What a rise in COVID hospitalizations and new variants might mean for fall 

COVID-19 hospital demand has begun to rise in most states in the Rocky Mountain West. (https://rockymountaincoviddata.org/covid-19-surveillance

COVID-19 hospitalizations are rising from all-time lows.

This summer, we have seen COVID-19 hospital demand drop to all-time lows, but that number is now rising in the Rocky Mountain West and nationwide. While the number of patients currently hospitalized with COVID-19 remains low in the Rocky Mountain West, COVID-19 hospital demand is rising, particularly in the more populous states of the region like Colorado, New Mexico, and Utah. COVID-19 hospitalizations in Montana have been increasing since early July. 

COVID-19 hospital demand is rising in the three largest metropolitan areas including the Albuquerque (yellow line), Denver (teal line), and Salt Lake City (orange line) metropolitan regions. (https://rockymountaincoviddata.org/covid-19-surveillance

Across the nation, counts of patients hospitalized with COVID-19 have increased too, as well as deaths due to COVID-19, test positivity, and wastewater trends.  

The start of a fall wave?

It is possible this marks the start of an anticipated fall increase in COVID-19. Models project that COVID-19 hospital demand will peak in November or December in the United States in coming years, with the lowest levels of COVID-19 seen in late summer (COVID Scenario Modeling Hub).

The Eris variant grows.

This increase is COVID-19 believed to be due, in part, to one of the newest Omicron subvariants, EG.5, known as Eris, which is now the dominant variant in the United States, accounting for roughly 20% of new infections nationwide, and identified in over 50 countries. EG.5 was first reported in early 2023 and was designated as a variant under monitoring (VUM) this summer by the World Health Organization (WHO). EG.5 is descended from XBB.1.9.2, and likely has a growth advantage, meaning it spreads more rapidly than other variants, and immune escape properties. However, there is no evidence that EG.5 causes more severe disease.
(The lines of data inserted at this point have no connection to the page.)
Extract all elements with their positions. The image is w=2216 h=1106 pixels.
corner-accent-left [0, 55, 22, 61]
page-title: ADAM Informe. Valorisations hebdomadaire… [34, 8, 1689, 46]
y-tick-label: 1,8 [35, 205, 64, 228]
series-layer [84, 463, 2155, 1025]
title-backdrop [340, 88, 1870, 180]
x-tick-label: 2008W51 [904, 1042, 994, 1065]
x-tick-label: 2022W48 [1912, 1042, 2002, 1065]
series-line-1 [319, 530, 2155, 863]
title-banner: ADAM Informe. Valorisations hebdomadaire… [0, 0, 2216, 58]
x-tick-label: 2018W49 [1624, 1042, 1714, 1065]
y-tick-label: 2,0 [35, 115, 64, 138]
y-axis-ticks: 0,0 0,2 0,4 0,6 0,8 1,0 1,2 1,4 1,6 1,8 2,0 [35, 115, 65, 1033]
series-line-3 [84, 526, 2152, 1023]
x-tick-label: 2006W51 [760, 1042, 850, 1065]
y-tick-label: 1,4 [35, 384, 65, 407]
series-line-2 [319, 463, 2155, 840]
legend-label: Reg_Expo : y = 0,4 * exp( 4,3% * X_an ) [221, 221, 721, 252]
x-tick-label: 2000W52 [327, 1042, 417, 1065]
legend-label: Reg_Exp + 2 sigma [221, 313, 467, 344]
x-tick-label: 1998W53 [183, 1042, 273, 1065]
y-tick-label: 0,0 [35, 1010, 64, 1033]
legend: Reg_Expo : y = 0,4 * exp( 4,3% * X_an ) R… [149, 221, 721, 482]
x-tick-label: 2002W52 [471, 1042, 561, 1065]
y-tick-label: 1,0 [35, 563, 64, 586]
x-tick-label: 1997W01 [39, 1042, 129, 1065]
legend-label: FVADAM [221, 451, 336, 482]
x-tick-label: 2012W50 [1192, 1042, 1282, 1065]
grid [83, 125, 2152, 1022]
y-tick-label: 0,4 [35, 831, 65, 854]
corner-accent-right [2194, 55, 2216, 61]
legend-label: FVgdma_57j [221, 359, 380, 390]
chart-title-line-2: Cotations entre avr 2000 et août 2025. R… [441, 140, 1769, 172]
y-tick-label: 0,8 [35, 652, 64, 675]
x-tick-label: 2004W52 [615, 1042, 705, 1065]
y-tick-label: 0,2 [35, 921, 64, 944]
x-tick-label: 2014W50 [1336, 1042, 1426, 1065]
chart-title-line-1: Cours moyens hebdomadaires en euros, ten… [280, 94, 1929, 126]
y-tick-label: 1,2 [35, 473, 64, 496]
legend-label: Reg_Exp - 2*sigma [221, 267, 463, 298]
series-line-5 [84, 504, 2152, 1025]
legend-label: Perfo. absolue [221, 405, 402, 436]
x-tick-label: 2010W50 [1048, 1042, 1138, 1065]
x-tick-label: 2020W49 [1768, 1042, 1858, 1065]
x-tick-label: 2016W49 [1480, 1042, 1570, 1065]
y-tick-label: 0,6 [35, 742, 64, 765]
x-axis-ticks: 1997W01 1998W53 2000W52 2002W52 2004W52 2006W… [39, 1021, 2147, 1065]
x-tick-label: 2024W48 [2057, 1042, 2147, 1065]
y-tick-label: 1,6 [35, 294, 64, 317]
The WHO stated in an initial risk evaluation that “the public health risk posed by EG.5 is evaluated as low at the global level.” A preprint by Kaku et al. points to the possibility of EG.5.1, one of the most dominant subvariants of EG.5, having a higher effective reproduction number than XBB.1.5, XBB.1.16, and its parental lineage, XBB.1.9.2, “suggesting that EG.5.1 will spread globally and outcompete these XBB subvariants in the near future” (Kaku et al., 2023). For information on EG.5 and other variants in the Rocky Mountain West, please visit our Variant Information page. 

Eris (EG.5) is one of the many subvariants to have branched off from the previous generation of Omicron variants.

A new variant on the horizon.

Recently, a new Omicron variant, BA.2.86, has been detected in limited numbers across the world. This variant has a large number of mutations relative to currently circulating variants. CDC describes the difference as akin to the difference between the initial Omicron variant (BA.1) and the Delta variant (BA.1.617.2). WHO classified this as a variant under surveillance on August 17. Due to the limited number of cases detected, variant characteristics such as growth advantage, immune escape and severity are currently unknown. We expect an updated assessment of the risks of this new variant in the weeks ahead. 

What does this mean for fall boosters?

The US Food & Drug Administration (FDA) and vaccine manufacturers are gearing up for the release of updated COVID-19 vaccines in late September. These updated boosters are designed to target XBB.1.5, a variant that widely circulated in the US in summer 2023. While EG.5 and XBB.1.5 are not exactly alike, a vaccine against XBB.1.5 would still be more effective against EG.5 than the current bivalent boosters, which have half of their components from genetic material from the ancestral SARS-CoV-2 strain and the other half from genetic material shared by the Omicron BA.4 and BA.5 strains. Moderna recently announced that their updated COVID-19 vaccine produced a robust immune response against EG.5 and another variant, FL.1.5.1—a cousin of EG.5 that has also been gaining traction in the US in recent weeks. In places like the Rocky Mountain West, where vaccination coverage is heterogenous and uptake has been mixed across the regions and age groups, continued communication on the importance of updated boosters, and who should receive them, will be important as we enter into fall.